Last week in scylladb.git master (issue #164; 2023-01-22)

This short report brings to light some interesting commits to scylladb.git master from the last week. Commits in the abc43f97c9…ebc100f74f range are covered.

There were 121 non-merge commits from 20 authors in that period. Some notable commits:

Automatically parallelized query aggregation used a node-local clock for timeouts, rather than the standard clock. This meant that automatically parallelized queries would fail, unless the nodes were started at the same time. This is now fixed.

It is now possible to replace a node by mentioning its host id, rather then its IP address. This is useful in a container environments, where IP addresses are transient.

“Unset” values are an obscure prepared statement feature that allows only some columns in an UPDATE or INSERT statement to be modified. It was a source of minor bugs and inconvenience in code. The feature has been refactored so it has less impact on the code and is more robust.

USING TIMESTAMP allows setting the mutation timestamp on a CQL statement level. It has a sanity check that prevents setting timestamps in the future, as these can be hard to delete, but sometimes one wishes to do so anyway. There is now a configuration option that allows disabling the feature.

During startup, ScyllaDB makes sstables conform to the compaction strategy in a process called reshaping, so that future reads will perform will. It is now more careful when reshaping Leveled Compaction Strategy tables, to avoid doing unnecessary work.

Lightweight transactions are now more robust when the schema is changed during a transaction.

Raft group 0 (responsible for managing topology and schema) now has improved availability during removenode and decommission.

Alternator, ScyllaDB’s implementation of the DynamoDB protocol, has better validation of malformed base64 encoded values.

The development version number was updated to 5.3.0-dev, marking the beginning of the 5.2 release stabilization cycle.

ScyllaDB carefully measures the memory consumed by queries, and tries to ensure it will not exceed available memory. However, a query’s memory can grow after it already started.
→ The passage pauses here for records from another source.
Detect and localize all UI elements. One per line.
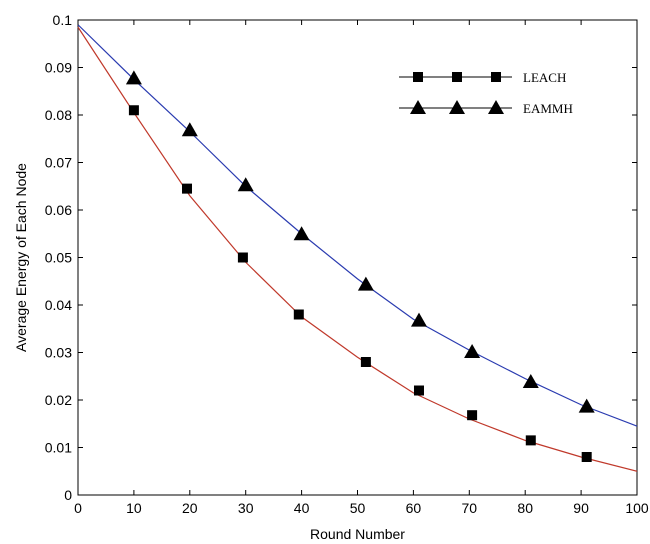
- data-point-eammh: [125, 70, 142, 85]
- legend-label-leach: LEACH: [523, 70, 566, 85]
- data-point-eammh: [522, 373, 539, 388]
- y-tick-label: 0.04: [45, 297, 72, 313]
- plot-frame-group: [77, 19, 638, 496]
- series-line-eammh: [77, 24, 638, 427]
- ticks-group: 0 10 20 30 40 50 60 70 80 90 100 0 0.01 0.02 0.03 0.04 0…: [45, 12, 649, 516]
- data-point-eammh: [410, 312, 427, 327]
- data-point-eammh: [181, 122, 198, 137]
- data-point-eammh: [237, 177, 254, 192]
- data-point-leach: [182, 183, 193, 194]
- x-tick-label: 70: [462, 500, 478, 516]
- legend-marker-leach: [413, 72, 423, 82]
- x-tick-label: 0: [74, 500, 82, 516]
- data-point-leach: [525, 435, 536, 446]
- data-point-leach: [128, 105, 139, 116]
- data-point-eammh: [357, 276, 374, 291]
- x-tick-label: 90: [573, 500, 589, 516]
- data-point-leach: [413, 385, 424, 396]
- x-tick-label: 30: [238, 500, 254, 516]
- x-tick-label: 80: [517, 500, 533, 516]
- y-tick-label: 0.06: [45, 202, 72, 218]
- data-point-leach: [237, 252, 248, 263]
- x-tick-label: 60: [406, 500, 422, 516]
- x-axis-label: Round Number: [310, 526, 405, 542]
- series-group: [77, 24, 638, 472]
- x-tick-label: 20: [182, 500, 198, 516]
- y-axis-label: Average Energy of Each Node: [13, 163, 29, 352]
- legend-label-eammh: EAMMH: [523, 101, 573, 116]
- y-tick-label: 0.08: [45, 107, 72, 123]
- series-line-leach: [77, 26, 638, 472]
- y-tick-label: 0.02: [45, 392, 72, 408]
- y-tick-label: 0.1: [53, 12, 73, 28]
- y-tick-label: 0.07: [45, 155, 72, 171]
- y-tick-label: 0.09: [45, 60, 72, 76]
- legend-marker-eammh: [449, 100, 465, 114]
- data-point-eammh: [578, 398, 595, 413]
- y-tick-label: 0.03: [45, 345, 72, 361]
- data-point-eammh: [464, 344, 481, 359]
- y-tick-label: 0.05: [45, 250, 72, 266]
- legend: LEACH EAMMH: [399, 70, 573, 116]
- x-tick-label: 10: [126, 500, 142, 516]
- plot-frame: [77, 19, 638, 496]
- data-point-leach: [467, 410, 478, 421]
- data-point-leach: [293, 309, 304, 320]
- x-tick-label: 50: [350, 500, 366, 516]
- y-tick-label: 0: [64, 487, 72, 503]
- legend-marker-eammh: [488, 100, 504, 114]
- x-tick-label: 100: [625, 500, 649, 516]
- x-tick-label: 40: [294, 500, 310, 516]
- legend-marker-leach: [491, 72, 501, 82]
- data-point-leach: [581, 452, 592, 462]
- data-point-eammh: [293, 226, 310, 241]
- legend-marker-eammh: [410, 100, 426, 114]
- legend-marker-leach: [452, 72, 462, 82]
- data-point-leach: [360, 357, 371, 367]
- y-tick-label: 0.01: [45, 440, 72, 456]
If this happens to all concurrently running queries, we may run out. To prevent this, two new safeguards are added: first, when one memory threshold is passed, we pause all queries except one with the intent of completing this one query and releasing memory. If this doesn’t help and memory grows even further, we fail all other queries with the intent of letting one succeed, with the rest retried later.

Alternator table name validation has been optimized.

The ScyllaDB source base contains several performance microbenchmarks. These are now integrated into the main Scylla binary as subcommands, so they can be run on any machine where ScyllaDB is installed e.g. scylla perf_simple_query.

CQL table columns that have the list data type aren’t allowed to contain NULLs, but in certain situations list values in CQL literals or bind variables are allowed to contain NULLs (for example, in LWT IF conditions that use the IN operator). The type system was relaxed to accept NULLs where this is allowed. Previously, these cases were handled by hard-to-maintain workarounds.

See you in the next issue of last week in scylladb.git master!